18. The apparatus for identifying the person as in claim 10 further comprising means for receiving the sampled voice through a call connection established between a telephone and a call destination, retrieving the reference sequence from a memory of a call destination security system and granting telephone access privileges through the call destination based upon the substantial match.

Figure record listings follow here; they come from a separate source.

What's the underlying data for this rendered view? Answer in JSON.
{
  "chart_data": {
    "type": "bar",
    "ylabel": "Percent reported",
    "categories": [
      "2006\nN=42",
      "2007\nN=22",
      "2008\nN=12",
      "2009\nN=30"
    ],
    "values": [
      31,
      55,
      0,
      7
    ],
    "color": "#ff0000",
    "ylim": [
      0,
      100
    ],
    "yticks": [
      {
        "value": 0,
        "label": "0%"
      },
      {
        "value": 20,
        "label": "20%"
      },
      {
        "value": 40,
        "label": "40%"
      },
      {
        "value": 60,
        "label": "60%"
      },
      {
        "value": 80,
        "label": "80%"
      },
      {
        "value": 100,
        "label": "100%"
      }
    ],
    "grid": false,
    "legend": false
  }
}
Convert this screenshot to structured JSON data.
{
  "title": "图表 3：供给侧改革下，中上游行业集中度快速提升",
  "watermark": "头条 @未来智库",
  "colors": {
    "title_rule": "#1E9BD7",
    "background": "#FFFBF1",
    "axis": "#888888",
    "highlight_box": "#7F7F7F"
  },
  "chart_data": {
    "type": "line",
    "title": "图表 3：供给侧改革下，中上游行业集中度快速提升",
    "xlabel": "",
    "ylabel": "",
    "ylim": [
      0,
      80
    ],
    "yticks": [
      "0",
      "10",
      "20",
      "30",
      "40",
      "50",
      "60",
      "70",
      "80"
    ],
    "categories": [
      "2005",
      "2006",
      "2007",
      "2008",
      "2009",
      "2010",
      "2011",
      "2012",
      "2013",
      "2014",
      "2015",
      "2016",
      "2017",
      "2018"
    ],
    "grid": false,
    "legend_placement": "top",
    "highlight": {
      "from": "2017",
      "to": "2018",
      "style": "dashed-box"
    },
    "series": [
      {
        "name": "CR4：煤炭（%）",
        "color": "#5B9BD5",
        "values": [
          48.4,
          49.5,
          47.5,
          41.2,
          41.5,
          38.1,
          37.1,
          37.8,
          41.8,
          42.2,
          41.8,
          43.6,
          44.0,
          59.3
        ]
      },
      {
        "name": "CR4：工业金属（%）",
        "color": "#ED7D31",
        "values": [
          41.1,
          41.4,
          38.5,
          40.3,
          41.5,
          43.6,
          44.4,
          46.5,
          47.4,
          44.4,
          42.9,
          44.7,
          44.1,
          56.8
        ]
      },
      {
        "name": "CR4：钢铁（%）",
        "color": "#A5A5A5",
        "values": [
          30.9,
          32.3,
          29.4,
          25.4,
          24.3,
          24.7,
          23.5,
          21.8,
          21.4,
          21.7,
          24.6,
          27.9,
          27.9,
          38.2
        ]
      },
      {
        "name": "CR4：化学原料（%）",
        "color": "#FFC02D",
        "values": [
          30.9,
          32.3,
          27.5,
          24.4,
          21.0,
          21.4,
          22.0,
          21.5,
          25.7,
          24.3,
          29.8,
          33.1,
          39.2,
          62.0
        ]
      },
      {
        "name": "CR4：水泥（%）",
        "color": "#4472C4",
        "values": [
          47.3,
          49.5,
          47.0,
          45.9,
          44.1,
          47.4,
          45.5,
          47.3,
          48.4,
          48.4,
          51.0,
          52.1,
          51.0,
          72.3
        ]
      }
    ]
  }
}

19. An apparatus for identifying a person based upon a verbal statement of the person, such method comprising the steps of:

an analog to digital converter that samples the verbal statement of the person;

a phoneme processor that identifies a sequence of phonemes within the sampled statement;

a time processor that determines a time between successive phonemes of the identified sequence of phonemes;

a comparator that compares the identified sequence of phonemes with a corresponding reference sequence of phonemes from the person; and

a reference phoneme sequence that confirms the identity of the person when the identified sequence of phonemes and reference sequence of phonemes match and the measured time among the identified sequence of phonemes substantially matches a corresponding time among the reference sequence of phonemes.

20. The apparatus for identifying the person as in claim 19 wherein the sequence of phonemes further comprises a name of the person.

21. The apparatus for identifying the person as in claim 19 wherein the sequence of phonemes further comprises a nickname of the person.

22. The apparatus for identifying the person as in claim 19 wherein the substantial match further comprises a proportional equality between corresponding sequential phonemes of the identified sequence and the reference sequence.

23. The apparatus for identifying the person as in claim 22 wherein the proportional equality further comprises an asymmetric equality among corresponding portions of the identified sequence and the reference sequence.

24. The apparatus for identifying the person as in claim 19 wherein the substantial match further comprises a temporal equality between corresponding sequential phonemes of the identified sequence and the reference sequence.

25. The apparatus for identifying the person as in claim 19 further comprising a credit card that provides the reference phoneme sequence.

26. The apparatus for identifying the person as in claim 19 further comprising a radio frequency identification chip that provides the reference phoneme chip.